Pues bien, a pesar de la distinción establecida, no hay pues antecedente que permita a estos respectos vislumbrar a la Comunidad Europea como un próximo pero marcadamente multinacional y multilingüístico nuevo centro hegemónico. Por lo demás, con casi 30 millones de inmigrantes, entre africanos, asiáticos y latinoamericanos, Europa tendrá problemas cada vez más difíciles de resolver en relación con su propia y difusa identidad de conjunto. Pero más todavía cuando, a partir del 2004, queden integrados países como Polonia, Eslovaquia, Lituania, Estonia, Chipre y Malta, hasta conformar un total de 25. Además de la buena voluntad, que siendo necesaria nunca es para estos objetos una razón suficiente, ¿qué tienen en común España con Polonia, o Francia con Lituania, o Italia con Estonia, y Alemania con Malta?

Para el núcleo Japón–China debe advertirse otro tanto. El pertenecer a “Oriente” apenas les da un matiz común que difícilmente puede considerarse profundo y consistente. Con distintas culturas, idiomas y escrituras, e ideologías predominantes sustancialmente distintas, quizá más es cuanto los separa que cuanto los une, sin que pueda obviarse las heridas producidas por la cruenta aunque breve conquista japonesa sobre Manchuria. Ni soslayarse que el sub–continente chino encierra en verdad a casi una centuria de nacionalidades. Ni desconocerse cuánto y cómo habrá de jugar Taipei como quinta columna del imperialismo norteamericano.

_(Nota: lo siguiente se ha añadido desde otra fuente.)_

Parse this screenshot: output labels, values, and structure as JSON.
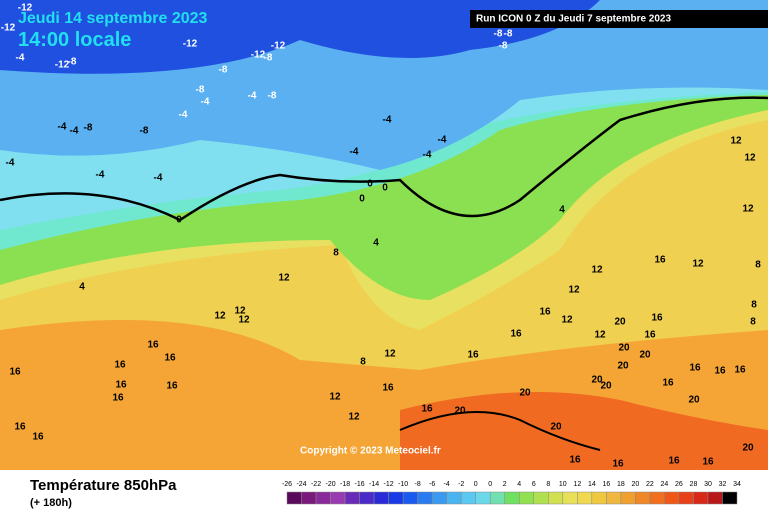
{
  "header": {
    "date": "Jeudi 14 septembre 2023",
    "time": "14:00 locale",
    "run": "Run ICON 0 Z du Jeudi 7 septembre 2023",
    "copyright": "Copyright © 2023 Meteociel.fr"
  },
  "footer": {
    "title": "Température 850hPa",
    "lead": "(+ 180h)"
  },
  "colorbar": {
    "labels": [
      "-26",
      "-24",
      "-22",
      "-20",
      "-18",
      "-16",
      "-14",
      "-12",
      "-10",
      "-8",
      "-6",
      "-4",
      "-2",
      "0",
      "0",
      "2",
      "4",
      "6",
      "8",
      "10",
      "12",
      "14",
      "16",
      "18",
      "20",
      "22",
      "24",
      "26",
      "28",
      "30",
      "32",
      "34"
    ],
    "colors": [
      "#5a0a5a",
      "#7a1a7a",
      "#8a2a9a",
      "#9a3ab0",
      "#6a2ab8",
      "#4a2ac8",
      "#2a2ad8",
      "#1a3ae8",
      "#1a5af0",
      "#2a7af0",
      "#3a9af0",
      "#4ab4f0",
      "#5ac8f0",
      "#6ad8e8",
      "#70e0b0",
      "#70e060",
      "#90e050",
      "#b0e050",
      "#d0e050",
      "#e8e058",
      "#f0d850",
      "#f0c840",
      "#f0b840",
      "#f0a030",
      "#f08828",
      "#f07020",
      "#f05818",
      "#e84018",
      "#d82818",
      "#b81818",
      "#000000"
    ]
  },
  "contour_labels": [
    "-12",
    "-12",
    "-12",
    "-12",
    "-12",
    "-8",
    "-4",
    "-12",
    "-8",
    "-8",
    "-4",
    "-8",
    "-4",
    "-8",
    "-4",
    "-8",
    "-8",
    "-4",
    "-4",
    "-4",
    "-4",
    "-4",
    "-4",
    "-4",
    "-4",
    "-4",
    "0",
    "0",
    "0",
    "0",
    "4",
    "4",
    "8",
    "4",
    "12",
    "12",
    "12",
    "12",
    "-8",
    "-8",
    "-8",
    "12",
    "12",
    "12",
    "16",
    "12",
    "12",
    "12",
    "16",
    "12",
    "16",
    "16",
    "12",
    "8",
    "16",
    "16",
    "16",
    "16",
    "16",
    "16",
    "16",
    "16",
    "12",
    "16",
    "20",
    "12",
    "16",
    "16",
    "20",
    "20",
    "20",
    "20",
    "20",
    "20",
    "20",
    "16",
    "20",
    "16",
    "16",
    "16",
    "8",
    "8",
    "8",
    "16",
    "16",
    "16",
    "16",
    "20",
    "16",
    "16",
    "12",
    "20"
  ]
}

Así, las cosas, asumiendo que la actual hegemonía tecnológica de Japón sobre los países de Oriente (y muchos de Occidente, claro está), sea desplazada en importancia por las avasalladoras magnitudes que habrá de adquirir el mercado chino –cuyas enormes fronteras con Rusia y la India, y su inmediata vecindad a Japón y otros poblados países de Asia dinamizarán aún más su economía, cuyo mercado natural en pocas décadas estará conformado por 3 500 millones de personas–, puede pues preverse que China será el centro de la próxima, aunque previsiblemente efímera ola de “Occidente”. Y marcadamente entre comillas porque, para entonces, y en el contexto de la Globalización, ya no podrá hacerse más la distinción entre la historia de Occidente y la de Oriente. Por fin serán una.